Senators slam Gilead’s pricing of hepatitis C drug Sovaldi
Two U.S. senators – one Republican, one Democrat – said in a report Tuesday that Gilead Sciences had priced its groundbreaking hepatitis C medicines to maximize profit and “broad, affordable access was not a key consideration” in setting prices.
Sovaldi, the first drug that cures some forms of hepatitis C, was priced at $1,000 per pill, or $84,000 for a once-a-day, 12-week course of treatment.
To view the full article, register now. “Even with that expenditure, less than 2.4 percent of the roughly 700,000 Medicaid enrollees with Hepatitis C were treated with Sovaldi”, the report reads.
Hepatitis C is a viral infection that affects some 3 million people in the USA and claims more lives here than AIDS.
She was reacting to news that Turing Pharmaceutical raised the price on Daraprim, a long-existing treatment for toxoplasmosis, from 13.50 per pill to 750 after Turing acquired the rights to the drug. At least 27 state Medicaid programs restricted Sovaldi’s use for only the sickest patients.
“Gilead pursued a calculated scheme for pricing and marketing its Hepatitis C drug based on one primary goal, maximizing revenue, regardless of the human consequences”, Oregon Sen.
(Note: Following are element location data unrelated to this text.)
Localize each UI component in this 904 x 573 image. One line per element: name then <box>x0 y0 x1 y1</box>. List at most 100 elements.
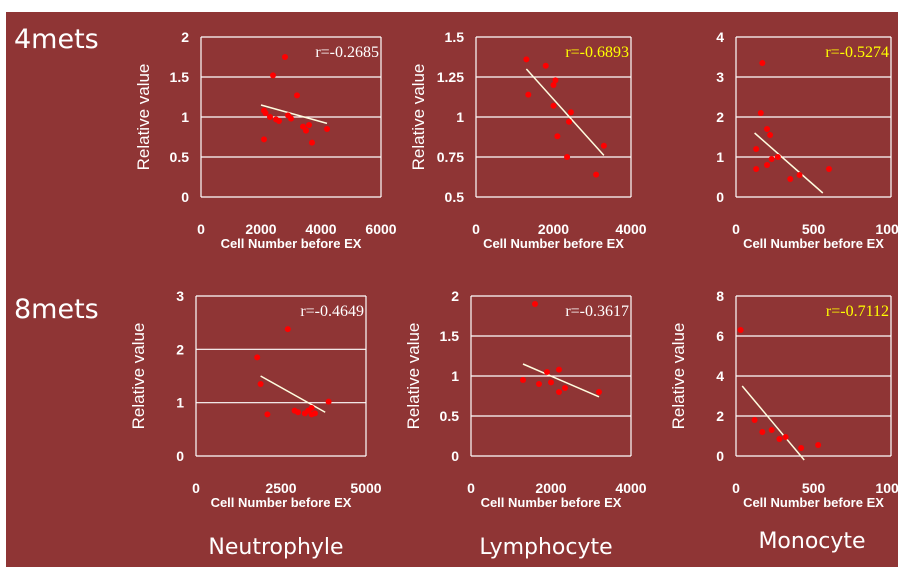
8mets-monocyte-xtick-label: 0 <box>732 480 740 496</box>
8mets-lymphocyte-data-point <box>562 385 568 391</box>
4mets-monocyte-data-point <box>774 154 781 160</box>
4mets-neutrophyle-data-point <box>324 126 330 132</box>
8mets-neutrophyle-ylabel: Relative value <box>129 323 148 430</box>
8mets-monocyte-data-point <box>782 434 789 440</box>
4mets-neutrophyle-xtick-label: 0 <box>197 221 205 237</box>
8mets-neutrophyle-ytick-label: 2 <box>176 341 184 357</box>
8mets-neutrophyle-xtick-label: 0 <box>192 480 200 496</box>
8mets-lymphocyte-ylabel: Relative value <box>404 323 423 430</box>
4mets-neutrophyle-data-point <box>262 110 269 116</box>
8mets-monocyte-trend-line <box>741 385 805 461</box>
4mets-monocyte-data-point <box>826 166 832 172</box>
4mets-lymphocyte-data-point <box>550 82 557 88</box>
8mets-monocyte-ylabel: Relative value <box>669 323 688 430</box>
4mets-lymphocyte-xtick-label: 0 <box>472 221 480 237</box>
4mets-monocyte-xlabel: Cell Number before EX <box>743 236 884 251</box>
8mets-neutrophyle-r-value: r=-0.4649 <box>300 303 364 320</box>
4mets-neutrophyle-ytick-label: 2 <box>181 29 189 45</box>
4mets-monocyte-xtick-label: 1000 <box>875 221 898 237</box>
4mets-neutrophyle-data-point <box>288 115 294 122</box>
4mets-monocyte-ytick-label: 2 <box>716 109 724 125</box>
4mets-monocyte-ytick-label: 4 <box>716 29 724 45</box>
4mets-lymphocyte-data-point <box>552 77 559 84</box>
8mets-neutrophyle-ytick-label: 0 <box>176 448 184 464</box>
4mets-neutrophyle-data-point <box>267 114 273 120</box>
4mets-monocyte-data-point <box>768 156 775 162</box>
4mets-lymphocyte-data-point <box>523 56 530 63</box>
4mets-neutrophyle-data-point <box>306 122 312 128</box>
4mets-lymphocyte-ytick-label: 1.25 <box>437 69 464 85</box>
8mets-neutrophyle-data-point <box>264 411 271 418</box>
4mets-lymphocyte-data-point <box>564 154 571 160</box>
8mets-neutrophyle-data-point <box>325 398 332 405</box>
4mets-lymphocyte-xtick-label: 4000 <box>615 221 646 237</box>
4mets-lymphocyte-data-point <box>593 171 600 178</box>
8mets-monocyte-xtick-label: 500 <box>802 480 826 496</box>
8mets-neutrophyle-xtick-label: 2500 <box>265 480 296 496</box>
8mets-monocyte-ytick-label: 4 <box>716 368 724 384</box>
4mets-lymphocyte-data-point <box>550 102 557 109</box>
8mets-lymphocyte-data-point <box>556 389 562 395</box>
4mets-neutrophyle-r-value: r=-0.2685 <box>315 44 379 61</box>
4mets-lymphocyte-ylabel: Relative value <box>409 64 428 171</box>
8mets-neutrophyle-xlabel: Cell Number before EX <box>211 495 352 510</box>
4mets-neutrophyle-xtick-label: 4000 <box>305 221 336 237</box>
4mets-monocyte-ytick-label: 0 <box>716 189 724 205</box>
4mets-monocyte-data-point <box>764 126 770 132</box>
8mets-lymphocyte-data-point <box>536 381 542 387</box>
8mets-monocyte-data-point <box>759 429 766 435</box>
4mets-monocyte-xtick-label: 0 <box>732 221 740 237</box>
8mets-lymphocyte-ytick-label: 0 <box>451 448 459 464</box>
8mets-neutrophyle-xtick-label: 5000 <box>350 480 381 496</box>
4mets-lymphocyte-xlabel: Cell Number before EX <box>483 236 624 251</box>
4mets-neutrophyle-data-point <box>294 92 300 99</box>
4mets-monocyte-r-value: r=-0.5274 <box>825 44 889 61</box>
8mets-monocyte-ytick-label: 6 <box>716 328 724 344</box>
8mets-lymphocyte-data-point <box>548 379 554 386</box>
4mets-neutrophyle-trend-line <box>260 104 328 125</box>
4mets-lymphocyte-data-point <box>525 91 532 98</box>
slide-background: 0 0.5 1 1.5 2 0 2000 4000 6000 Cell Number before… <box>6 12 898 567</box>
4mets-monocyte-data-point <box>787 176 794 182</box>
4mets-monocyte-data-point <box>757 110 764 116</box>
8mets-monocyte-xlabel: Cell Number before EX <box>743 495 884 510</box>
8mets-neutrophyle-data-point <box>308 405 315 411</box>
4mets-lymphocyte-data-point <box>554 133 561 140</box>
8mets-lymphocyte-ytick-label: 2 <box>451 288 459 304</box>
8mets-neutrophyle-data-point <box>257 381 264 387</box>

In a statement, Gilead expressed disagreement with the report’s conclusions, saying prices are less today than the cost of previous regimens due to discounts and rebates. Their criticism of the price led Gilead and almost every other biotech stock into a brief nose-dive, though the group recovered until presidential candidate Hillary Clinton raised the drug-pricing issue more broadly this September. Both senators are senior members of the Finance Committee, which oversees government health care programs.
“Given the current cost of the newer treatment options and to remain fiscally responsible we will be forced to make hard decisions regarding who does and does not get access to treatment medications upon diagnosis, ” Samantha McKinley, pharmacy director of the Kentucky Department for Medicaid Services, wrote in a letter to Grassley and Wyden. Although innovative medications are expensive, they can reduce future medical costs by helping patients avoid hospitalization and surgeries.
“If Gilead’s approach is the future of how blockbuster drugs are launched in America, it’s going to cost billions and billions of dollars to treat just a fraction of the health care patients in America”.
The cost pressure from hepatitis drugs on private insurers and government programs is expected to ease as competitor drugs gain a footing in the market. That could be coupled with research on the benefits of the newest drugs, to get a better idea of their real value.
Sen. Chuck Grassley (R., Iowa), finance committee chairman and coauthor of the report, said he hoped greater price transparency would lower costs and improve access.